Menurut Jumisih, PP 78 juga menetapkan survei kebutuhan hidup hanya dilakukan setiap empat tahun sekali, padahal kebutuhan hidup meningkat setiap tahun. Hal ini menyebabkan kenaikan upah setiap tahunnya tidak cukup untuk menutupi kebutuhan hidup yang terus meningkat.
“Upah mungkin naik, tetapi nilainya merosot karena tidak mampu menjangkau harga barang di pasaran,” tambahnya.
Lebih lanjut, Jumisih mengkritik agresifnya pemerintah dalam mengubah berbagai undang-undang selama masa pandemi COVID-19.
“Tahun 2020-2021, kami menolak rancangan Omnibus Law yang draft-nya simpang siur. Namun, Jokowi tetap melanjutkan proses pembahasannya tanpa peduli kondisi pandemi,” katanya.

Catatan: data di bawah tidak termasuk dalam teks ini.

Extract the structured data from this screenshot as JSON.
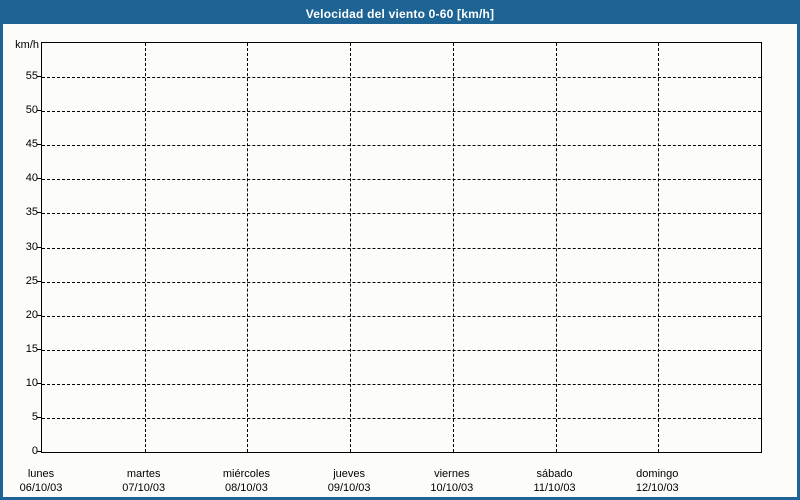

Ia juga menyoroti kebijakan Menteri Tenaga Kerja saat itu, Ida Fauziyah, yang menurutnya terlalu sering mengeluarkan surat edaran yang justru merugikan buruh.
“Banyak buruh perempuan yang terkena PHK saat pandemi tanpa mendapatkan pesangon, dan kebijakan Kemenaker malah mempermudah pengusaha untuk mengurangi upah dan jam kerja buruh,” jelas Jumisih.